Allison Larson is the Institute for Community Alliances’ (ICA) Coordinated Entry/Homeless Management Information System (HMIS) Specialist for Woodbury and Dakota Counties. Allison provides training and technical/analytical HMIS support to local homeless services agencies. In addition to technical support, a key piece of Allison’s work is to ensure data timeliness and accuracy in the effort to inform data driven decision making in local communities. Allison also provides technical support for the implementation of Coordinated Entry in Woodbury and Dakota counties.

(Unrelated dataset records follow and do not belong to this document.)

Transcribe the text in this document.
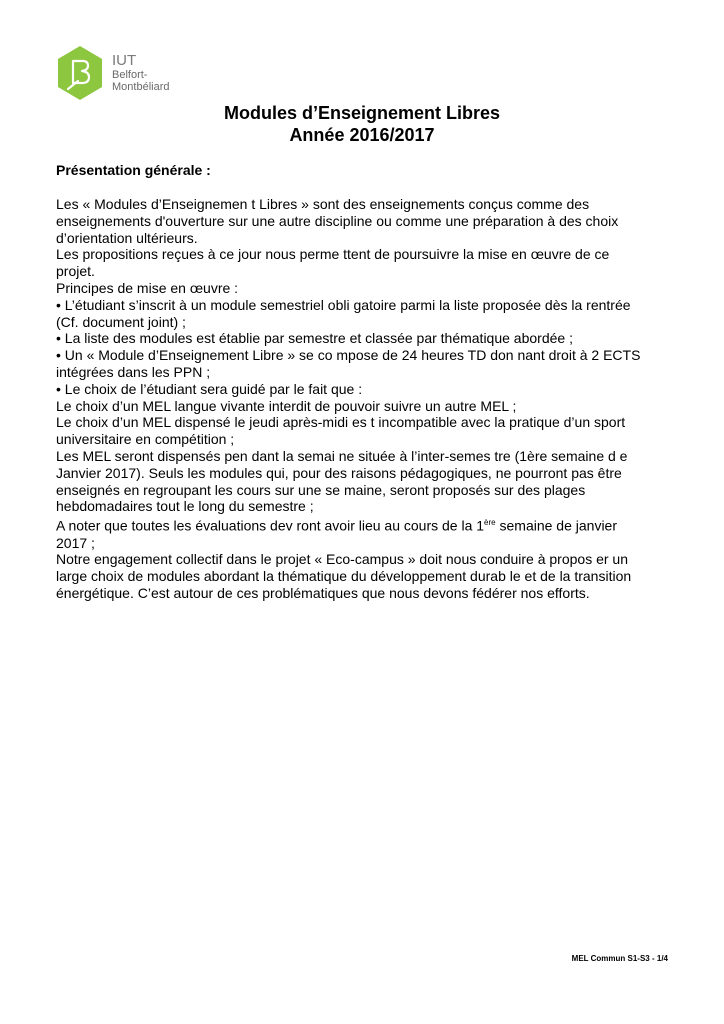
IUT
Belfort-
Montbéliard
Modules d’Enseignement Libres
Année 2016/2017
Présentation générale :

Les « Modules d’Enseignemen t Libres » sont des enseignements conçus comme des

enseignements d'ouverture sur une autre discipline ou comme une préparation à des choix

d’orientation ultérieurs.

Les propositions reçues à ce jour nous perme ttent de poursuivre la mise en œuvre de ce

projet.

Principes de mise en œuvre :

• L’étudiant s’inscrit à un module semestriel obli gatoire parmi la liste proposée dès la rentrée

(Cf. document joint) ;

• La liste des modules est établie par semestre et classée par thématique abordée ;

• Un « Module d’Enseignement Libre » se co mpose de 24 heures TD don nant droit à 2 ECTS

intégrées dans les PPN ;

• Le choix de l’étudiant sera guidé par le fait que :

Le choix d’un MEL langue vivante interdit de pouvoir suivre un autre MEL ;

Le choix d’un MEL dispensé le jeudi après-midi es t incompatible avec la pratique d’un sport

universitaire en compétition ;

Les MEL seront dispensés pen dant la semai ne située à l’inter-semes tre (1ère semaine d e

Janvier 2017). Seuls les modules qui, pour des raisons pédagogiques, ne pourront pas être

enseignés en regroupant les cours sur une se maine, seront proposés sur des plages

hebdomadaires tout le long du semestre ;

A noter que toutes les évaluations dev ront avoir lieu au cours de la 1ère semaine de janvier

2017 ;

Notre engagement collectif dans le projet « Eco-campus » doit nous conduire à propos er un

large choix de modules abordant la thématique du développement durab le et de la transition

énergétique. C’est autour de ces problématiques que nous devons fédérer nos efforts.

MEL Commun S1-S3 - 1/4
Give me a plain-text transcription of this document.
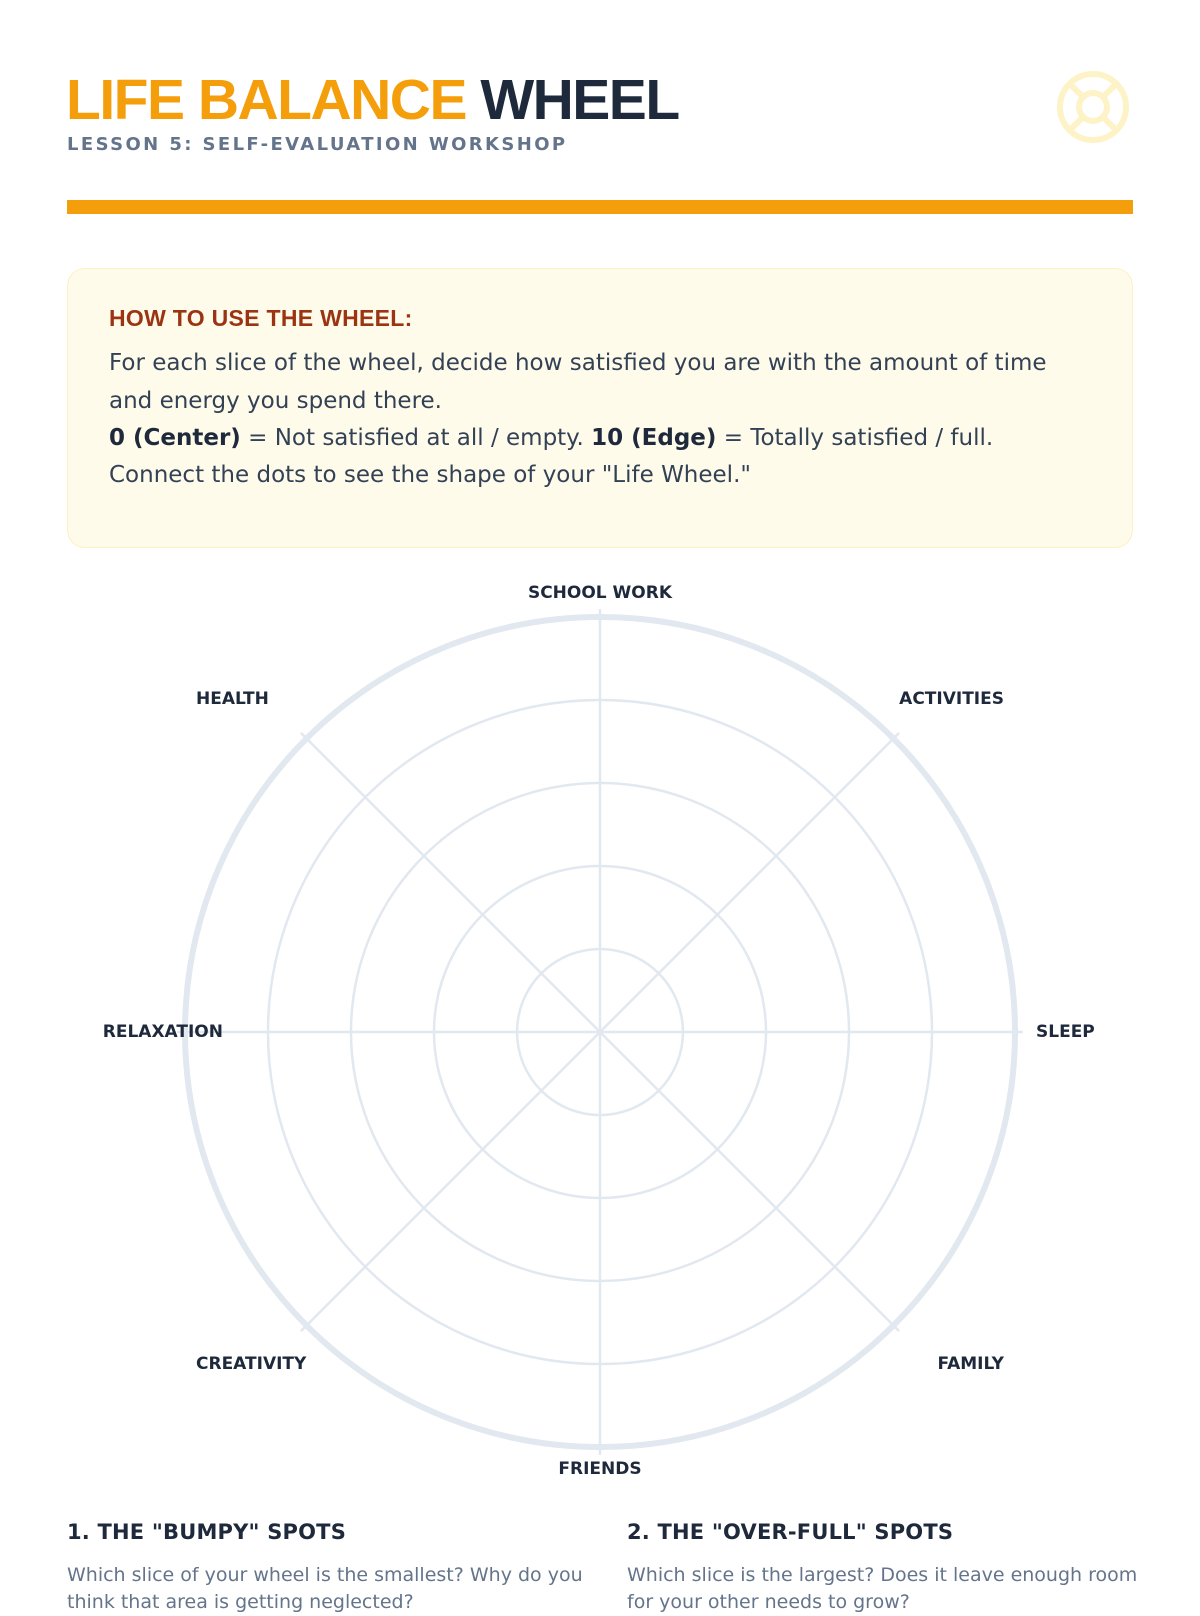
LIFE BALANCE WHEEL
LESSON 5: SELF-EVALUATION WORKSHOP
HOW TO USE THE WHEEL:

For each slice of the wheel, decide how satisfied you are with the amount of time and energy you spend there.

0 (Center) = Not satisfied at all / empty. 10 (Edge) = Totally satisfied / full.

Connect the dots to see the shape of your "Life Wheel."

SCHOOL WORK
ACTIVITIES
SLEEP
FAMILY
FRIENDS
CREATIVITY
RELAXATION
HEALTH
1. THE "BUMPY" SPOTS

Which slice of your wheel is the smallest? Why do you think that area is getting neglected?

2. THE "OVER-FULL" SPOTS

Which slice is the largest? Does it leave enough room for your other needs to grow?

Allison holds a master’s degree in social work from the University of Iowa with previous work experience in nursing, substance abuse, and postsecondary/college access.
Matt Ohman is the Executive Director for Siouxland Human Investment Partnership. He is responsible for the management, guidance and direction for all programs and services provided by and authorized by SHIP. Graduating from East High School, Matt is a lifelong Sioux City resident. He graduated from Morningside College in 2000 with a degree in mass communication and business. He worked as an account executive at Cable One Advertising for six years prior to coming to SHIP in 2006. His role at SHIP from 2006 – 2012 was as a contract coordinator and Early Childhood Iowa Director. Matt finds working at SHIP an enjoyable and satisfying experience because the funding and programs make a positive difference in people’s lives. Matt resides in Morningside with his two children, Mia and Jack.
Elizabeth (Liz) Rembold is the director of the social work program and assistant professor of social work at Briar Cliff University. She received her B.A from the University of South Dakota and her M.S.W from the University of Iowa. She is an LISW in Iowa and CSW-PIP in South Dakota. Liz worked for almost 15 years in clinical practice, in both inpatient and outpatient mental health settings and has worked with children, families, and adults. Her interests include infant and early childhood mental health and child welfare. She currently resides in Yankton, S.D. with her husband Josh and their three daughters.